Rai Vikrant, Agrawal Devendra K
Department of Translational Research, Western University of Health Sciences, Pomona, CA 91766, USA.
Biomedicines. 2022 Feb 13;10(2):433. doi: 10.3390/biomedicines10020433.
Arteriovenous fistula (AVF) is vascular access created for hemodialysis in end-stage renal disease patients. AVF creation causes increased blood flow in the outflow vein with increased pressure. Increased blood flow, blood volume, and shear stress causes outward remodeling so that the outflow vein can withstand the increased pressure. Outward remodeling of the vein involved in AVF is necessary for AVF maturation, however, inward remodeling due to excessive neointimal hyperplasia (NIH) and chronic inflammation may end up with vessel thrombosis and AVF maturation failure. Early thrombosis of the vessel may be due to the luminal factors including NIH and chronic inflammation or due to chronic inflammation of the adventitial due to perivascular cuffing. Inflammation may either be due to an immune response to the vascular injury during AVF creation or injury to the surrounding muscles and fascia. Several studies have discussed the role of inflammation in vascular thrombosis due to intimal injury during AVF creation, but there is limited information on the role of inflammation due to surrounding factors like a muscle injury. The concept of perivascular cuffing has been reported in the nervous system, but there is no study of perivascular cuffing in AVF early thrombosis. We performed the bulk RNA sequencing of the femoral arterial tissue and contralateral arteries as we found thrombosed arteries after AVF creation. RNA sequencing revealed several significantly differentially expressed genes (DEGs) related to chronic inflammation and perivascular cuffing, including tripartite motif-containing protein 55 (TRIM55). Additionally, DEGs like myoblast determination protein 1 (MYOD1) increased after muscle injury and relates to skeletal muscle differentiation, and network analysis revealed regulation of various genes regulating inflammation via MYOD1. The findings of this study revealed multiple genes with increased expression in the AVF femoral artery and may provide potential therapeutic targets or biomarkers of early thrombosis in AVF maturation failure. Thus, not only the luminal factors but also the surrounding factors mediating vascular cuffing contribute to vessel thrombosis and AVF failure via early thrombosis, and targeting the key regulatory factors may have therapeutic potential.
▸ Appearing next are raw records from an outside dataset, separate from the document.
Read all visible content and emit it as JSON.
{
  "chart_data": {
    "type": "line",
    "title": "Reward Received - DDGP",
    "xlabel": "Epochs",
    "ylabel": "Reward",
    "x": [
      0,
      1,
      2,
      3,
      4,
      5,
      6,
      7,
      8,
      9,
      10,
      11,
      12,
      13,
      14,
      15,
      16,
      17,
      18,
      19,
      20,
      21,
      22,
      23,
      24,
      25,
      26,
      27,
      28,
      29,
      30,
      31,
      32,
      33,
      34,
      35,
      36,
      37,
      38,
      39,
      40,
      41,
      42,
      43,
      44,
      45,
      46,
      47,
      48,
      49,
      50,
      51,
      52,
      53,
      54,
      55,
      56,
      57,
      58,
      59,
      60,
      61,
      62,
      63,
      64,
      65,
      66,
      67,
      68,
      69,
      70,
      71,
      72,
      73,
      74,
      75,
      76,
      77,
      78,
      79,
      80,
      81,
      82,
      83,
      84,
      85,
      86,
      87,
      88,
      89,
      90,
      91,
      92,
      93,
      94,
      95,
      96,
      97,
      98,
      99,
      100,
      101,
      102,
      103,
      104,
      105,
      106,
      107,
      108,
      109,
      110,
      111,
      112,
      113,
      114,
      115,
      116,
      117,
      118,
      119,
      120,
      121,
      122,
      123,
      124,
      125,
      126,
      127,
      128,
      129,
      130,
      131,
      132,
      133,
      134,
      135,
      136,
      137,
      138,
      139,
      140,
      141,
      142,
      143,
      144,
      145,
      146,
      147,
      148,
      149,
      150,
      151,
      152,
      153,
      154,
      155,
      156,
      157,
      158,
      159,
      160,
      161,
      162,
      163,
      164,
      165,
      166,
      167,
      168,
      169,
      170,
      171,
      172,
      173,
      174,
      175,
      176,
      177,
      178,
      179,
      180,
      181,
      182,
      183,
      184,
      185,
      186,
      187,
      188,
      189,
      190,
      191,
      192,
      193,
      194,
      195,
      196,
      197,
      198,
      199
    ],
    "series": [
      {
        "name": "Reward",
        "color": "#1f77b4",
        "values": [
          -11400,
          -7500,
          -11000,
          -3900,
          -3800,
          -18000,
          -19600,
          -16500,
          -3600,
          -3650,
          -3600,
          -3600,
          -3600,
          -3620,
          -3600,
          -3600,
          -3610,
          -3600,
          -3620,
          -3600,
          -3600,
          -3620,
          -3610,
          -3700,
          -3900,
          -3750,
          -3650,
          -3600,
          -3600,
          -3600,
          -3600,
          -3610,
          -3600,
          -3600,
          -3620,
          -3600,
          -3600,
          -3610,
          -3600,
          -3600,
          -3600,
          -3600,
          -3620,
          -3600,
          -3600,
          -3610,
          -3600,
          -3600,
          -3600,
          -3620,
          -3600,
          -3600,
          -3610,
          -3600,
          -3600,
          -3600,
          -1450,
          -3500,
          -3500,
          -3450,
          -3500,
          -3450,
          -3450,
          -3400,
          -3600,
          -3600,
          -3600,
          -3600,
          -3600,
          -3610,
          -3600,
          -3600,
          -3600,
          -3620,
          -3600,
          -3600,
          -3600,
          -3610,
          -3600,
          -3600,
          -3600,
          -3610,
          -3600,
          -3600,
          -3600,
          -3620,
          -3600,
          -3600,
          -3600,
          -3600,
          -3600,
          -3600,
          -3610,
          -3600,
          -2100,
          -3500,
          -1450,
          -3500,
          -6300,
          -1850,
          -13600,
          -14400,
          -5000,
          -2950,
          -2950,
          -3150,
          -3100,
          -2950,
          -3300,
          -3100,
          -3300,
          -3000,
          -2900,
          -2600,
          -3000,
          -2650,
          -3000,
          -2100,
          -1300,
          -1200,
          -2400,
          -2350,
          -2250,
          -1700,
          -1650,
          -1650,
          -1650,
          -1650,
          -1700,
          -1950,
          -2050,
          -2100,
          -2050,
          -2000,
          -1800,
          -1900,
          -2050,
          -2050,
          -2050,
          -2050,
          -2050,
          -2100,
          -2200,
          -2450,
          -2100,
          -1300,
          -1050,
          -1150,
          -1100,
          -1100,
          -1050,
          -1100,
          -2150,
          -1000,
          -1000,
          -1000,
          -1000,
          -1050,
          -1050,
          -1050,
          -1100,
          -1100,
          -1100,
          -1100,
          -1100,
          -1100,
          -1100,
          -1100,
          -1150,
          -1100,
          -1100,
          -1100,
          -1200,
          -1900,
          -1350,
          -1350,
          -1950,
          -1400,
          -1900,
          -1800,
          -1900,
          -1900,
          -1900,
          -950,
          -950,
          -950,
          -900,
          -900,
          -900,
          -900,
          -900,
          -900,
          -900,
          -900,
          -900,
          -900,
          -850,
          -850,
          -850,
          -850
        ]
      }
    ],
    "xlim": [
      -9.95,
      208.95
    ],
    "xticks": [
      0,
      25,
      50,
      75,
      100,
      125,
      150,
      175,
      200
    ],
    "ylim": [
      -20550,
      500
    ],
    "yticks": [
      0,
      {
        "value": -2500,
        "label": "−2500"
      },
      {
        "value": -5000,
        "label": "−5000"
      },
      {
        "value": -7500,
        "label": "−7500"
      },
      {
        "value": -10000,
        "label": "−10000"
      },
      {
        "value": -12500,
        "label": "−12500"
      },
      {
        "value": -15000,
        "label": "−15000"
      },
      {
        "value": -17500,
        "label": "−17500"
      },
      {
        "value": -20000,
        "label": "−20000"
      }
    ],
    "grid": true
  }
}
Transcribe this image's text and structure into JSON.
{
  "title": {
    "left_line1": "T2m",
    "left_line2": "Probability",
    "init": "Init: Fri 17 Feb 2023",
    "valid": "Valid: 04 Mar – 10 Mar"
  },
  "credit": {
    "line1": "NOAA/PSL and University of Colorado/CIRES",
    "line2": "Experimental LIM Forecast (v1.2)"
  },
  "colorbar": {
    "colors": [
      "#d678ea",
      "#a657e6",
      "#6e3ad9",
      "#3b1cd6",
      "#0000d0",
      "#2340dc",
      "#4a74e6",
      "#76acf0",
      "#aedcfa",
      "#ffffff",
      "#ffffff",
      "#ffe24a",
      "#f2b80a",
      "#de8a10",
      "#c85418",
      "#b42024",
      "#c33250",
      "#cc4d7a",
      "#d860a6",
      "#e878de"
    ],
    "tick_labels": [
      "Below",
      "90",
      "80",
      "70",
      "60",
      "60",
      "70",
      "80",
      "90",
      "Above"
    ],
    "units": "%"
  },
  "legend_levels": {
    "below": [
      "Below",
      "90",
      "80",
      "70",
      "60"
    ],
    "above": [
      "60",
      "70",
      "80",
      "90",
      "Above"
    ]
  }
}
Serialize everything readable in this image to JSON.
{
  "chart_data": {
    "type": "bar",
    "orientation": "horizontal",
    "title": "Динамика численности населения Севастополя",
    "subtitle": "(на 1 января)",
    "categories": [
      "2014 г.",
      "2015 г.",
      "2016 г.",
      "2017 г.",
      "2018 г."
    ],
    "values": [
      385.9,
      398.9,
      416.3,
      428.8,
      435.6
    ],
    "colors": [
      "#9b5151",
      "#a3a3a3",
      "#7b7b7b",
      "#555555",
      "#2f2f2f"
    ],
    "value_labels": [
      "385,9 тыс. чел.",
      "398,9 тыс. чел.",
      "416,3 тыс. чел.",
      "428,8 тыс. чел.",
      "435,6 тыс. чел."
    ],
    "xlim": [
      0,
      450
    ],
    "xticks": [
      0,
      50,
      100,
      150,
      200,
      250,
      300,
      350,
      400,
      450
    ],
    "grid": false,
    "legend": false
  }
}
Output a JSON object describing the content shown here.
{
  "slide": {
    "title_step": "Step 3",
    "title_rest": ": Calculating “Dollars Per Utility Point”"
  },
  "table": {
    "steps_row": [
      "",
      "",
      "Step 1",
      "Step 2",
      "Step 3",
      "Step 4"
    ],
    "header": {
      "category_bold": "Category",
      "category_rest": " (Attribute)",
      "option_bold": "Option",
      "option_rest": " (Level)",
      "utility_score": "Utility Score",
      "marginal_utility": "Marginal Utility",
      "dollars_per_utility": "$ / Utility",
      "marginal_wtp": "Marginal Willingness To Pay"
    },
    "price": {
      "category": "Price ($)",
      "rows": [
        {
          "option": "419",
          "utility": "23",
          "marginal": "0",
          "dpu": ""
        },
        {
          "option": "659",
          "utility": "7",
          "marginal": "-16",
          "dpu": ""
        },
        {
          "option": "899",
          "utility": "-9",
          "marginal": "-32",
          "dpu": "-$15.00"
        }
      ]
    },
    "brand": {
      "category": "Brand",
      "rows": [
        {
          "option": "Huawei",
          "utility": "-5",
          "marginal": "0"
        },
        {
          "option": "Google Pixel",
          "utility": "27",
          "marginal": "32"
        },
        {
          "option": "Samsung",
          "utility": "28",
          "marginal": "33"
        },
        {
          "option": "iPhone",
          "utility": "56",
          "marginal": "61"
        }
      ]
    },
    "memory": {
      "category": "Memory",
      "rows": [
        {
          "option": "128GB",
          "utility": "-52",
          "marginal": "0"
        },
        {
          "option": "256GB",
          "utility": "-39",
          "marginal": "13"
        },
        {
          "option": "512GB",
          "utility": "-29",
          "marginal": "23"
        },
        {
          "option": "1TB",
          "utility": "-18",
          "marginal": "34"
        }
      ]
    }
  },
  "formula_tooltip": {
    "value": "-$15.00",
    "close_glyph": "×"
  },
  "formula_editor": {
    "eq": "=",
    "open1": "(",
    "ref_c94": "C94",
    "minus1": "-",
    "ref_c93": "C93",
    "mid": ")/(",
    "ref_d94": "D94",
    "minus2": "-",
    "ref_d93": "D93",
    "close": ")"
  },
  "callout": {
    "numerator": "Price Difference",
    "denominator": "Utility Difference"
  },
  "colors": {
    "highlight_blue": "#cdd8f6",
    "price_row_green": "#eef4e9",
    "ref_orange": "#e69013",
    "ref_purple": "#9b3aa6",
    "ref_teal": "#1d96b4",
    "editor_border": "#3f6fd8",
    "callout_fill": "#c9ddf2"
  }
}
动静脉内瘘(AVF)是为终末期肾病患者进行血液透析而建立的血管通路。AVF的建立会使流出静脉中的血流增加,压力升高。血流增加、血容量增加和剪切应力会导致向外重塑,使流出静脉能够承受升高的压力。AVF中涉及的静脉向外重塑对于AVF成熟是必要的,然而,由于过度的新生内膜增生(NIH)和慢性炎症导致的向内重塑最终可能导致血管血栓形成和AVF成熟失败。血管早期血栓形成可能是由于包括NIH和慢性炎症在内的管腔因素,也可能是由于血管周围袖套导致的外膜慢性炎症。炎症可能是由于对AVF建立过程中血管损伤的免疫反应,也可能是由于对周围肌肉和筋膜的损伤。几项研究讨论了炎症在AVF建立过程中内膜损伤导致的血管血栓形成中的作用,但关于肌肉损伤等周围因素导致的炎症作用的信息有限。血管周围袖套的概念已在神经系统中报道,但尚无关于AVF早期血栓形成中血管周围袖套的研究。在发现AVF建立后出现血栓形成的动脉后,我们对股动脉组织和对侧动脉进行了大量RNA测序。RNA测序揭示了几个与慢性炎症和血管周围袖套相关的显著差异表达基因(DEG),包括含三联体基序蛋白55(TRIM55)。此外,成肌细胞决定蛋白1(MYOD1)等DEG在肌肉损伤后增加,与骨骼肌分化有关,网络分析揭示了通过MYOD1对调节炎症的各种基因的调控。本研究结果揭示了在AVF股动脉中表达增加的多个基因,并可能为AVF成熟失败早期血栓形成提供潜在的治疗靶点或生物标志物。因此,不仅管腔因素,而且介导血管袖套形成的周围因素也通过早期血栓形成导致血管血栓形成和AVF失败,靶向关键调节因子可能具有治疗潜力。